Page 266 of The Luna Duet


Font Size:  

The cold slithering around my heart returned, along with the feral whispers in my head.

If I told Jack and Anna and they refused me, where would I go?

If I told them I’d been with their teenage daughter—even though she was of legal consenting age—would they throw me out or worse...?

Could I survive never seeing them again?

Never being welcome in their house and hearts?

You don’t have a choice not to tell them.

Not anymore.

The ring box glowered at me as I walked past the tree.

The ice-cold beer in the esky on the deck promised to dull my rapidly building fear of tonight.

Grabbing a bottle, I sucked the alcohol down, begging it to take the edge off as Jack and Anna laughed in the kitchen and my heart didn’t beat right without Neri.

I missed her.

I loved her.

I felt like I’d already lost her.

* * * * *

1 P.M.

“Having fun?” I asked, sitting at the outdoor table where copious amounts of homemade pizzas had been eaten and I’d had the privilege of watching Neri grow, year by year.

She’d had five birthdays around this table and was inching ever closer to her eighteenth in April. Even I’d been forced to smile as the Taylors lavished me with the same treatment a few weeks ago when I’d turned twenty-two.

She looked up, her eyes hidden behind dark sunglasses, a big floppy straw hat on her head to protect her from the searing sun. “Yeah, surprisingly, want to try? It’s just like cross-stitch but with diamantes instead of thread.” She passed me the plastic pen with a smirk.

I clung to my fifth beer of the day, shaking my head at her offer. “I think I’ll just watch.”

She laughed, but it wasn’t her usual sparkling, effervescent laugh. This was dull and flat, like soda left out too long. Dropping my eyes from her shaded ones, I eyed up the diamond painting spread out over the table. Plastic trays held glimmering rhinestones in every colour, waiting for her to stick them onto the large canvas of a stunning seascape with turtles, whales, orcas, and coral. Moonlight speared through the water with stars twinkling in the sky, turning the entire mood silver and mysterious with mystical pink and green splashes on the horizon.

It meant nothing more than a gift given by a father who knew his daughter’s favourite things, yet...the moon on the sea and the stunning aurora australis reminded me all too well of our marriage vows in the shallows of Low Isles. Of the way I’d slid inside her for the first time. Of our promises to always be one.

My heart pinched.

My hand strayed toward Neri’s, desperately needing to touch her.

I froze as she looked up.

We shared so many unspoken things, but then she bit her bottom lip, shook her head, and returned to her painting.

Scowling, I did my best to shove aside the fog of blackness. Blackness that’d returned with a vengeance. I hadn’t felt its oppressive presence in a while, but all day, it’d gathered at the base of my head, swallowing up my happy thoughts, turning my mind darker and heavier, swirling with ghosts and terrors.

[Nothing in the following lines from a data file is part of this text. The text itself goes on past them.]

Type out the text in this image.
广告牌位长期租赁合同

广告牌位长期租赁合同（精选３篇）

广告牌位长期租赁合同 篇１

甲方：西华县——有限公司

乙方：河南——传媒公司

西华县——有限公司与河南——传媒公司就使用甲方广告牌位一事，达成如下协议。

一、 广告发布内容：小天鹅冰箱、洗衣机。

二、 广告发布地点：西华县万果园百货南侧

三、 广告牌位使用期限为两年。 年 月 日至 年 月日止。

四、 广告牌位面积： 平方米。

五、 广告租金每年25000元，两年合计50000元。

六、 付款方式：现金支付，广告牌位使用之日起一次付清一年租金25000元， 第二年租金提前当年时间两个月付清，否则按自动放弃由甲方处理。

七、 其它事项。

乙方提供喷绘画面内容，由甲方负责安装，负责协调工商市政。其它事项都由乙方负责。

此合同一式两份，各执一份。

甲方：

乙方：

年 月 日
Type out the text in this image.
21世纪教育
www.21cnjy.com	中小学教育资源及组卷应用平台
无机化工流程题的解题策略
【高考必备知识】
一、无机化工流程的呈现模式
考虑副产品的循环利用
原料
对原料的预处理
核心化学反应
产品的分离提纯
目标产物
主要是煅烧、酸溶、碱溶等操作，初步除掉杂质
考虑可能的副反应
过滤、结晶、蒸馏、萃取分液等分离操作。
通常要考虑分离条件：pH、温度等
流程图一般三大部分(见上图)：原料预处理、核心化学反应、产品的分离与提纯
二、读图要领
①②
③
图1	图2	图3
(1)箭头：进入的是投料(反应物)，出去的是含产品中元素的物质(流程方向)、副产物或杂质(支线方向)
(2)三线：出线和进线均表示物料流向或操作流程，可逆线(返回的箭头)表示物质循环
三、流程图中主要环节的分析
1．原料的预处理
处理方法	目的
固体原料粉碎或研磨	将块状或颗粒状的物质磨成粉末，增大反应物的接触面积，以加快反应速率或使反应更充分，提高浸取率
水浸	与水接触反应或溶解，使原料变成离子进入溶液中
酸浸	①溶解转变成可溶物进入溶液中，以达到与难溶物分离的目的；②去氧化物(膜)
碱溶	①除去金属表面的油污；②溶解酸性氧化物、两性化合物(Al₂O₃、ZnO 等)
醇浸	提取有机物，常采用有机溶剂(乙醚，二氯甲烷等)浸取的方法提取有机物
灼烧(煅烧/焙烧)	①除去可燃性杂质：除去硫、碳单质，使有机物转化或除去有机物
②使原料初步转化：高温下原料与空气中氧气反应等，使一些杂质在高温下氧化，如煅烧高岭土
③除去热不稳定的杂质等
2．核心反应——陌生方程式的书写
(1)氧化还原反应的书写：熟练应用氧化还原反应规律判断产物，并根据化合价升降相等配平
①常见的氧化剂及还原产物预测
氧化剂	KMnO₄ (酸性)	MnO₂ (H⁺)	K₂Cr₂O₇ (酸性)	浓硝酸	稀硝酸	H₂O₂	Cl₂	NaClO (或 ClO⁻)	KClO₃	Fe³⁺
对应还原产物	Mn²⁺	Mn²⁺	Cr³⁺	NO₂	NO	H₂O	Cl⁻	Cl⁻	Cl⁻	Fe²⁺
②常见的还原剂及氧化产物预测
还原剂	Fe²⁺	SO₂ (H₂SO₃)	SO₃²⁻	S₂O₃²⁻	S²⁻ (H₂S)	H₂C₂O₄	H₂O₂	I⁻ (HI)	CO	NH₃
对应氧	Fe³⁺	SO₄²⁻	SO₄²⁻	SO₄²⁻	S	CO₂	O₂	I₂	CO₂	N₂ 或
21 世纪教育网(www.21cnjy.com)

Neri didn’t notice my inner struggles or see what I saw when she pressed another jewel against the artwork. She didn’t seem to fear what would happen tonight. We hadn’t talked about it, or about anything else really. She hadn’t told me if she’d had any nightmares recently or if she’d looked online for a therapist.

I wanted so much to talk to her, but sitting at the table beside the open doors where her parents squabbled and flirted in the kitchen was not the place.

So I sat quietly and watched her following the symbols on the graph, slowly making a starfish come alive.

“Nice of Jack to give you a present early.” I lifted my bottle to my lips, annoyed to find it almost empty.